- Theatrical Release Poster
- Directed by: David Salle
- Written by: Play: Howard Korder Screenplay: Michael Almereyda
- Produced by: Ruth Charny Elie Cohn Dan Lupovitz
- Starring: Griffin Dunne; Rosanna Arquette; Illeana Douglas; Ethan Hawke; Dennis Hopper; John Turturro; Christopher Walken;
- Cinematography: Bobby Bukowski Michael Spiller
- Edited by: Lawrence Blume Michelle Gorchow
- Music by: Elmer Bernstein
- Distributed by: October Films
- Release date: April 28, 1995 (U.S.);
- Running time: 90 minutes
- Country: United States
- Language: English
- Budget: $4,000,000 (est.)
- Box office: $389,503

= Search and Destroy (1995 film) =

Search and Destroy is a 1995 drama film based on a stage play by Howard Korder and directed by David Salle. The film stars Griffin Dunne, repeating his role from the stage production, Rosanna Arquette, Illeana Douglas, Ethan Hawke, Dennis Hopper, John Turturro and Christopher Walken, and features Martin Scorsese as "The Accountant." Salle was nominated for the Grand Special Prize at the Deauville American Film Festival.

== Plot ==
Middle-aged Martin Mirkhein (Griffin Dunne) is a complete failure. He has run a successful business into debt, his marriage is falling apart, and now he owes the IRS $147,956 in back taxes. Martin may not have much going for him but he has read "Daniel Strong," a best-selling, self-help novel by the popular TV guru Dr. Waxling (Dennis Hopper). Now he wants to turn the novel into a major motion picture. To do that, Martin needs the rights and the revenue. Given his grating personality and terrible track record, it won't be easy to get hold of either. He sets out to meet with Dr. Waxling but ends up sleeping with Waxling's screenwriter-assistant Marie (Illeana Douglas) instead. Determined to make a movie, Martin and Marie move to New York. There, they get involved with wealthy Kim Ulander (Christopher Walken), an enigmatic businessman with quirky tendencies and a repressed desire to live dangerously. If they aren't careful, this daring duo may not come out of this deal alive.

==Cast==
- Griffin Dunne as Martin Mirkheim
- Dennis Hopper as Dr. Luther Waxling
- Christopher Walken as Kim Ulander
- John Turturro as Ron
- Ethan Hawke as Roger
- Rosanna Arquette as Lauren Mirkheim
- Robert Knepper as Daniel Strong
- Illeana Douglas as Marie Davenport
- Martin Scorsese as The Accountant
- Jason Ferraro as Young Daniel Strong
- David Thornton as Rob
- Karole Armitage as Red River Valley Dancer
- Dan Hedaya as Tailor

==Reception==
Search and Destroy received a generally negative response from film critics and maintains a 38% positive rating at Rotten Tomatoes.

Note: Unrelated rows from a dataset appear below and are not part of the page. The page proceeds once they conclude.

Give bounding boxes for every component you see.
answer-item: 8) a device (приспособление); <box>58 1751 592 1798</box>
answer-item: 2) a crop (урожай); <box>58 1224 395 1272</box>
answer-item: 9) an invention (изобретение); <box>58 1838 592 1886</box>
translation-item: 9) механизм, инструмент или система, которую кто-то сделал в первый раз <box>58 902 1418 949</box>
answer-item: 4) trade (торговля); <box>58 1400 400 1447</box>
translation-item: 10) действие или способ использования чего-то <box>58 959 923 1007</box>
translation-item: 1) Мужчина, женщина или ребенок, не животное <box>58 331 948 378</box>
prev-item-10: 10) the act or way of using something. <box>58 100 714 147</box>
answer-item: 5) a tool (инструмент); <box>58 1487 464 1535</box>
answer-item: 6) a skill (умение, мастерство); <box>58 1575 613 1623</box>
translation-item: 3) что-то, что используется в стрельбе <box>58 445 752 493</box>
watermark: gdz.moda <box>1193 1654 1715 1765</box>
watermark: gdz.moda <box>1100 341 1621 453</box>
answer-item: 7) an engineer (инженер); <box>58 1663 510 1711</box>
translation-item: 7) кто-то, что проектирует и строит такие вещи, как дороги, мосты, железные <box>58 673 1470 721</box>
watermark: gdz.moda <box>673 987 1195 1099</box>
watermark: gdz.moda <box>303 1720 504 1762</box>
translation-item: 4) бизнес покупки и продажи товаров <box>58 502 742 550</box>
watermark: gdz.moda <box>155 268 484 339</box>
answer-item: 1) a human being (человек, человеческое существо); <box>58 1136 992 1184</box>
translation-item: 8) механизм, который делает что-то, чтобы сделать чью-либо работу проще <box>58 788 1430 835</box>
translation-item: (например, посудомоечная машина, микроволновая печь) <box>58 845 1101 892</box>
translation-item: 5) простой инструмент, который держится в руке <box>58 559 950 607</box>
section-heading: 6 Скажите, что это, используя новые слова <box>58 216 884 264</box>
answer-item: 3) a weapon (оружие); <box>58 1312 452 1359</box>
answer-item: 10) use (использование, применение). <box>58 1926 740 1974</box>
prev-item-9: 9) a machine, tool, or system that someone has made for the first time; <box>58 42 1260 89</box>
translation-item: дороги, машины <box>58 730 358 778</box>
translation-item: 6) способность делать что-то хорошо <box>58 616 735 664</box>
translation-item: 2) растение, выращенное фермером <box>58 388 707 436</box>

The film critic Peter Rainer of the Los Angeles Times praised the film, writing, "Smart and facetious, Search and Destroy is the kind of film that [...] flaunts its pushiness. It may be a little cackle of a movie, but it's not like anything else out there right now. Salle, whose artwork often combines abstract doodling and lyric realism on the same canvas, attempts something similar here with his visual scheme and tonal shifts. The collision of gags and rhapsody is off-putting; as the film goes on, our laughter keeps getting undercut by small terrors. The mixture of moods keeps you off balance. Search and Destroy [...] is not as easy to dismiss as you might wish it to be. It keeps outsmarting you."

Conversely, Emanuel Levy of Variety gave the film a negative review, writing that it "aspires to be an inventive black comedy of the absurd with sharp social commentary, but instead is a disappointing film with few bright moments and many more tedious ones." He added, "Major talent behind the cameras and a dream cast of eccentric actors only partially overcome the trappings of a misconceived film that is poorly directed."